The image on the left is a medium resolution (1410 dpi)16 bit scan I made using VueScan with my Minolta Scan Dual III film scanner. I did some preliminary rough tonal adjustments using curves in VueScan. I did the fine tuning with PWP.
You can see the histogram and my adjusted curve in the Brightness Curve dialog in the middle of the screen. I felt the shadows needed some darkening and the overall image a contrast boost.
This screen shows the same before and after images with the alternate view of the Brightness Curve dialog. It’s easier to see the curve I applied.
The dialog shows the existing histogram on top and the new histogram on the bottom. I established two control points using the double headed arrows, one for the shadows and another for the highlights. I moved the bottom of the shadow arrow to the left and the highlight arrow to the right.
The new curve is superimposed on the histogram display. The image on the right is the result. It doesn’t take much to make big changes. As you can see, I moved the shadows just enough. I anchored the highlights and boosted them the tiniest bit.
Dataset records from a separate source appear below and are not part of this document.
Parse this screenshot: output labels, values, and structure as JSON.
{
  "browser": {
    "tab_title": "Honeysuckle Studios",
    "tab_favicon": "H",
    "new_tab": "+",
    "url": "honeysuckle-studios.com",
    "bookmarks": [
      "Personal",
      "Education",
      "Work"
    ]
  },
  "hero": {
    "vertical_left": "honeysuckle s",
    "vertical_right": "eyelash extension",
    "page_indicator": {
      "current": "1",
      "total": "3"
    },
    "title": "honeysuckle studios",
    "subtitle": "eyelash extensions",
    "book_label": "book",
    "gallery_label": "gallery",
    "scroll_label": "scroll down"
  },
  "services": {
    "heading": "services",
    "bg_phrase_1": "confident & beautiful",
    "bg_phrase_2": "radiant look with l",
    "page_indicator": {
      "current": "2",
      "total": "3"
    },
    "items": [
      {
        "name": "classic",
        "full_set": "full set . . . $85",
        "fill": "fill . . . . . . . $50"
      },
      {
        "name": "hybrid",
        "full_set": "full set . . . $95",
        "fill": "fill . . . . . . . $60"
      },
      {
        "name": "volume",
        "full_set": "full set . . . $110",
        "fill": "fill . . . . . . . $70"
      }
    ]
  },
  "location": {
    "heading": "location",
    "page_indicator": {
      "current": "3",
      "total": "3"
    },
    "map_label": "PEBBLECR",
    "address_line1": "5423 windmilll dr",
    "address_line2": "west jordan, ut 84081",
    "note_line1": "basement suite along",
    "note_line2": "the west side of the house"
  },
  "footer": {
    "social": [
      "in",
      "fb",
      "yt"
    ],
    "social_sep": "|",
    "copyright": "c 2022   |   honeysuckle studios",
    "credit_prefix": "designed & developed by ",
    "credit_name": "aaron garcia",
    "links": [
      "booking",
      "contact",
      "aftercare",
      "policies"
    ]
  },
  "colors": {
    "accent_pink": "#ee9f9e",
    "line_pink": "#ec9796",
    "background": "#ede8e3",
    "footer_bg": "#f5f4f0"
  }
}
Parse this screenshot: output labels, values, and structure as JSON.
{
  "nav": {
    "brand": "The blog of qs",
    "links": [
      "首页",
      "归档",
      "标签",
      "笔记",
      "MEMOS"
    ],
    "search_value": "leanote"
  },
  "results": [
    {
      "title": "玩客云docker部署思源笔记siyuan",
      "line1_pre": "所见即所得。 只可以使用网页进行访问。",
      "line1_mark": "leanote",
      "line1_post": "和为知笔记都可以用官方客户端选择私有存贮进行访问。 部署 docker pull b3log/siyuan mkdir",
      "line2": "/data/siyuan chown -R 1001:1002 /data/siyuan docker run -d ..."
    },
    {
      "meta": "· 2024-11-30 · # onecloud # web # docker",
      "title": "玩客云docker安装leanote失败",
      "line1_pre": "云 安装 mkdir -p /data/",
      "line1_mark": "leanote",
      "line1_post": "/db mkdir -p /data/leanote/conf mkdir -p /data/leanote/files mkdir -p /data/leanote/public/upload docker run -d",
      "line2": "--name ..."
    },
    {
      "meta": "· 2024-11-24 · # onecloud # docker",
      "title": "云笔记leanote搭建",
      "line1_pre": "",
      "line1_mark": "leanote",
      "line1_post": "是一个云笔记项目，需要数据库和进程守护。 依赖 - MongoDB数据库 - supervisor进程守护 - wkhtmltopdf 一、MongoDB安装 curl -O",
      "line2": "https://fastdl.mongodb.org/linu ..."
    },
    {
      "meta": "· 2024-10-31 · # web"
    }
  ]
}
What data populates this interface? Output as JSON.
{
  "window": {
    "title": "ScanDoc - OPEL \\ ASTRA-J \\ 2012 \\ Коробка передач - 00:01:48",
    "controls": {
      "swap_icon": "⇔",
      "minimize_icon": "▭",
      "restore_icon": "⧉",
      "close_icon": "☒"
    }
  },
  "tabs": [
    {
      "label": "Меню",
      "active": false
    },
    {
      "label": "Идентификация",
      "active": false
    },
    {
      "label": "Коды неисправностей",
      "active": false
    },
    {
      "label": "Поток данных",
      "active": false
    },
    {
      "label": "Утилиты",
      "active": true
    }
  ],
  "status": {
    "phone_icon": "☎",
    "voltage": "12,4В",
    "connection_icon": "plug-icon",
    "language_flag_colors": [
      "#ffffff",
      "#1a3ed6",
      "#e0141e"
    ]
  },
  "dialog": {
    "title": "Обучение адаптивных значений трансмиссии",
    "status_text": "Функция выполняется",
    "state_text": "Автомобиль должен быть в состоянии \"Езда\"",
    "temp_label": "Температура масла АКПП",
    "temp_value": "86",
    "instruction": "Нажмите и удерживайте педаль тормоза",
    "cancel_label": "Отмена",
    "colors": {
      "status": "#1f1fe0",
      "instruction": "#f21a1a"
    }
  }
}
If I hadn’t anchored the highlights, the entire curve would have been pulled down.
The result is a steeper curve which increases contrast, deeper shadows and a wee boost to the highlights.
Here’s where I applied a bit of local contrast enhancement. The unsharp mask dialog shows Amount = 10% / Radius = 30 / Threshold = 0, very conservative settings. Some people use amounts of 20% or more and radii of 50, 60 or more. I use higher settings sometimes depending on the image.
Local Contrast Enhancement (LCE) can work magic on some images. I use it all the time now. Rather than try to explain how LCE works, here’s a link to a good tutorial on the subject.
The next few steps (final sharpening and size reduction for the web) were done using Gimp. The Gimp can’t handle 16 bit files so I converted and did a save as 8 bit (different file name) and opened the file in the Gimp. I sharpened this image using smart sharpening. I’ll get into different sharpening methods in another tutorial.